Worzalla v. Cushman & Wakefield — Court of Appeals reverses summary judgment, holds discovery-rule question must go to trial

Case
Brooke Worzalla and Robert Worzalla v. ABC Insurance Company, Auto-Owners Insurance Company, Chubb National Insurance Company, Interpark Holdings, LLC, Interpark, LLC, Old Republic Insurance Company, Pentagon Property Services, LLC, Travelers Property Casualty Company of America, US Bank National Association a/k/a U.S. Bancorp, and Cushman & Wakefield U.S., Inc.
Court
Wisconsin Court of Appeals, District I
Date Decided
June 9, 2026
Docket No.
2024AP000350
Topics
Statute of Limitations, Discovery Rule, Premises Liability, Summary Judgment

Background

On December 17, 2018, Brooke Worzalla slipped and fell on wet, yellow painted pedestrian lines on a ramp in the parking garage attached to the U.S. Bank Center building in Milwaukee, injuring her ankle. U.S. Bank owned the garage; Interpark, LLC managed it; and Pentagon Property Services, LLC had painted the lines. Sentry Casualty Company, her employer’s workers’ compensation insurer, paid her benefits and notified Interpark, Pentagon, and their insurers of the loss.

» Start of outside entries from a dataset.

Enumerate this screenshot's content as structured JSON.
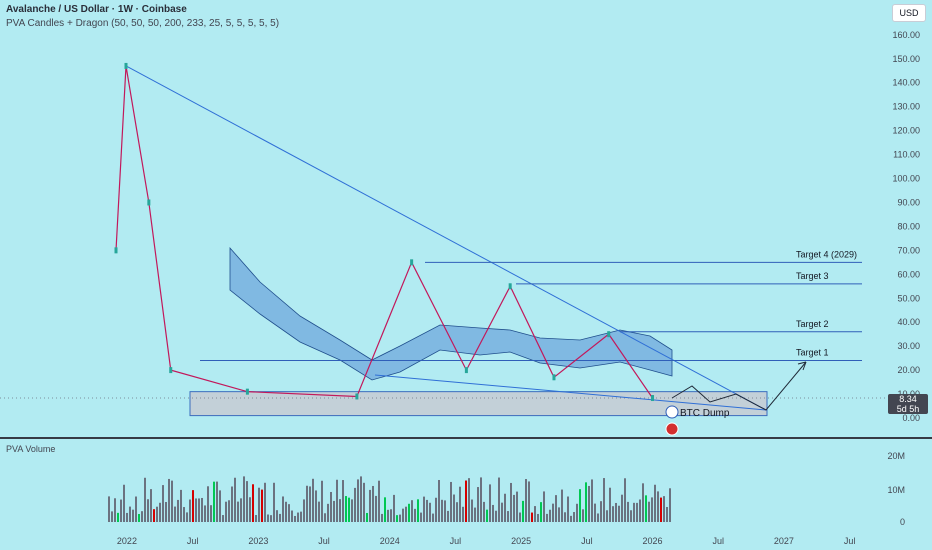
{
  "header": {
    "title": "Avalanche / US Dollar · 1W · Coinbase",
    "indicators": "PVA Candles + Dragon (50, 50, 50, 200, 233, 25, 5, 5, 5, 5, 5)"
  },
  "currency_button": "USD",
  "volume_pane_label": "PVA Volume",
  "last_price": {
    "value": "8.34",
    "countdown": "5d 5h"
  },
  "chart_data": {
    "type": "candlestick",
    "price_axis": {
      "ticks": [
        "160.00",
        "150.00",
        "140.00",
        "130.00",
        "120.00",
        "110.00",
        "100.00",
        "90.00",
        "80.00",
        "70.00",
        "60.00",
        "50.00",
        "40.00",
        "30.00",
        "20.00",
        "10.00",
        "0.00"
      ]
    },
    "volume_axis": {
      "ticks": [
        "20M",
        "10M",
        "0"
      ]
    },
    "time_axis": {
      "ticks": [
        "2022",
        "Jul",
        "2023",
        "Jul",
        "2024",
        "Jul",
        "2025",
        "Jul",
        "2026",
        "Jul",
        "2027",
        "Jul"
      ]
    },
    "ohlc_keypoints": [
      {
        "date": "2021-12",
        "close": 70
      },
      {
        "date": "2021-12",
        "close": 147
      },
      {
        "date": "2022-03",
        "close": 90
      },
      {
        "date": "2022-05",
        "close": 20
      },
      {
        "date": "2022-12",
        "close": 11
      },
      {
        "date": "2023-10",
        "close": 9
      },
      {
        "date": "2024-03",
        "close": 65
      },
      {
        "date": "2024-08",
        "close": 20
      },
      {
        "date": "2024-12",
        "close": 55
      },
      {
        "date": "2025-04",
        "close": 17
      },
      {
        "date": "2025-09",
        "close": 35
      },
      {
        "date": "2026-01",
        "close": 8.34
      }
    ],
    "annotations": {
      "targets": [
        {
          "label": "Target 1",
          "price": 24
        },
        {
          "label": "Target 2",
          "price": 36
        },
        {
          "label": "Target 3",
          "price": 56
        },
        {
          "label": "Target 4 (2029)",
          "price": 65
        }
      ],
      "event_label": "BTC Dump",
      "support_zone": {
        "low": 1,
        "high": 11
      }
    }
  }
}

Four days before the three-year statute of limitations expired, the Worzallas filed suit against U.S. Bank, Interpark, Pentagon, and their respective insurers. On March 28, 2022—after the limitations period had run—the Worzallas’ counsel first learned through discovery responses that Cushman & Wakefield U.S., Inc. had held managerial control over the garage on the date of the fall. The Worzallas amended their complaint to add Cushman in June 2022, relying on the discovery rule to toll the limitations period.

Cushman moved for summary judgment, arguing the claims were time-barred under Wis. Stat. § 893.54(1m)(a)’s three-year personal-injury limitations period. The Milwaukee County Circuit Court agreed, finding the Worzallas had not exercised reasonable diligence to identify Cushman before the deadline and that no genuine issue of material fact existed. The Worzallas and Sentry co-appealed.

The Court’s Holding

The Wisconsin Court of Appeals reversed the grant of summary judgment and remanded for further proceedings. The court held that the discovery rule—which delays accrual of a tort claim until the plaintiff discovers, or with reasonable diligence should have discovered, the identity of the alleged tortfeasor—applies here under Spitler v. Dean, 148 Wis. 2d 630 (1989). The court rejected Cushman’s argument that the rule was inapplicable, noting Cushman failed to develop any argument why Spitler specifically did not control or identify what constitutional right was purportedly violated by applying the rule.

On the reasonable-diligence question, the court found that multiple reasonable inferences could be drawn from the undisputed facts. While the Worzallas conducted no independent investigation and Cushman signage was posted on the building’s interior and exterior, the contract between U.S. Bank and Cushman was private and not publicly accessible, the signage appeared on the building but not in or on the garage itself, and the Worzallas had already identified an owner (U.S. Bank), a garage manager (Interpark), and a line-painter (Pentagon)—circumstances under which an ordinary person would not necessarily continue searching for yet another property manager. Because more than one reasonable inference could be drawn, summary judgment was inappropriate.

Key Takeaways

  • Under Wisconsin’s discovery rule, a personal-injury claim does not accrue until the plaintiff knows, or with reasonable diligence should have known, the identity of the responsible defendant—even where other defendants were identified within the limitations period.
  • Summary judgment on a statute-of-limitations defense is improper whenever the undisputed facts permit more than one reasonable inference about whether the plaintiff exercised reasonable diligence; that question must go to the factfinder.
  • A private management contract not reflected in publicly available records cuts against a finding of lack of reasonable diligence—plaintiffs are not charged with discovering information that is not reasonably accessible without litigation.
  • Signage identifying a property manager on a building does not automatically put a plaintiff on notice that the same entity managed an attached garage, particularly when no signage appeared in the garage itself.

Why It Matters

This decision reinforces that Wisconsin’s discovery rule can protect plaintiffs who timely sue the parties they reasonably could identify, even when a later-discovered defendant is added after the limitations period has run. For practitioners, it signals that courts must resist resolving reasonable-diligence disputes on summary judgment whenever the facts support competing inferences—a reminder that the inquiry is inherently fact-intensive and ill-suited to disposition as a matter of law absent a clear record.

The case also highlights a practical risk in premises-liability litigation: layered management arrangements—owner, operating manager, facilities manager, subcontractor—can obscure responsible parties, and plaintiffs’ counsel should pursue early discovery on the full chain of control. Defense counsel, conversely, should be prepared to show that the management structure was publicly knowable, not merely that signage existed somewhere on the property.